Nvidia also introduced another system called DGX B200, which includes Intel’s 5th Gen Xeon chips called Emerald Rapids. The system pairs eight B200 GPUs with two Emerald Rapids chips. It can also be designed into x86-based SuperPod systems. The systems can provide up to 144 petaflops of AI performance and include 1.4TB of GPU memory and 64TB/s of memory bandwidth.
The DGX systems will be available later this year.
Predictive Maintenance
The Blackwell GPUs and DGX systems have predictive maintenance features to remain in top shape, said Charlie Boyle, vice president of DGX systems at Nvidia, in an interview with HPCwire.
“We’re monitoring 1000s of points of data every second to see how the job can get optimally done,” Boyle said.
The predictive maintenance features are similar to RAS (reliability, availability, and serviceability) features in servers. It is a combination of hardware and software RAS features in the systems and GPUs.
“There are specific new … features in the chip to help us predict things that are going on. This feature isn’t looking at the trail of data coming off of all those GPUs,” Boyle said.
Nvidia is also implementing AI features for predictive maintenance.
“We have a predictive maintenance AI that we run at the cluster level so we see which nodes are healthy, which nodes aren’t,” Boyle said.

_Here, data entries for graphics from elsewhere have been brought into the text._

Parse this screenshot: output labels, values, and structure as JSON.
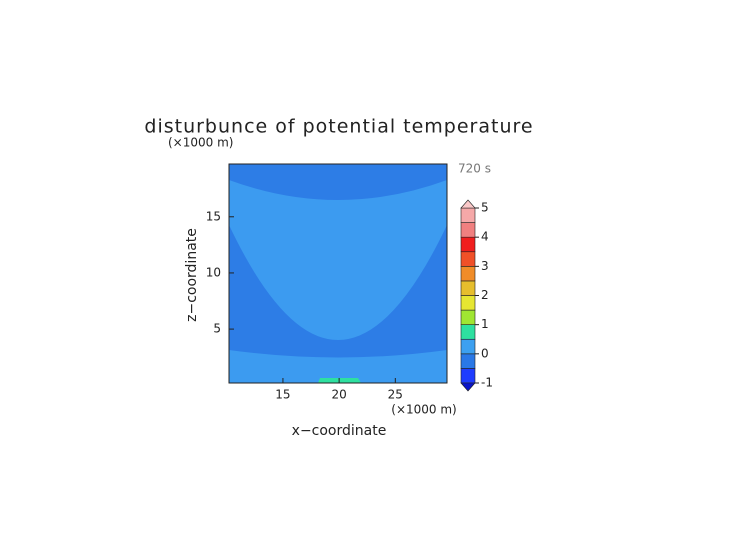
{
  "chart_data": {
    "type": "contour",
    "title": "disturbunce of potential temperature",
    "x_label": "x−coordinate",
    "y_label": "z−coordinate",
    "x_unit": "(×1000 m)",
    "y_unit": "(×1000 m)",
    "annotation": "720 s",
    "xlim": [
      10.2,
      29.6
    ],
    "ylim": [
      0.2,
      19.7
    ],
    "xticks": [
      15,
      20,
      25
    ],
    "yticks": [
      5,
      10,
      15
    ],
    "colorbar": {
      "levels": [
        -1,
        -0.5,
        0,
        0.5,
        1,
        1.5,
        2,
        2.5,
        3,
        3.5,
        4,
        4.5,
        5
      ],
      "colors": [
        "#1e3cff",
        "#2a78e6",
        "#3ca0f0",
        "#2ee0a0",
        "#a0e632",
        "#e6e632",
        "#e6be2d",
        "#f08c28",
        "#f05028",
        "#f01e1e",
        "#f08080",
        "#f5a8a8"
      ],
      "under_color": "#0a14c8",
      "over_color": "#fac8c8",
      "ticks": [
        -1,
        0,
        1,
        2,
        3,
        4,
        5
      ]
    }
  }
}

If the job dies, the feature helps minimize restart time. “On a very large job that used to take minutes, potentially hours, we’re trying to get that down to seconds,” Boyle said.
Software Updates
Nvidia also announced AI Enterprise 5.0, which is the overarching software platform that harnesses the speed and performance of the Blackwell GPUs.
As Datanami previously reported, the NIM software includes new tools for developers, including a co-pilot to make the software easier to use. Nvidia is trying to direct developers to write applications in CUDA, the company’s proprietary development platform.
The software costs $4,500 per GPU per year or $1 per GPU per hour.
A feature called NVIDIA NIM is a runtime that can automate the deployment of AI models. The goal is to make it faster and easier to run AI in organizations.
“Just let Nvidia do the work to produce these models for them in the most efficient enterprise-grade manner so that they can do the rest of their work,” said Manuvir Das, vice president for enterprise computing at Nvidia, during the press briefing.
NIM is more like a copilot for developers, helping them with coding, finding features, and using other tools to deploy AI more easily. It is one of the many new microservices that the company has added to the software package.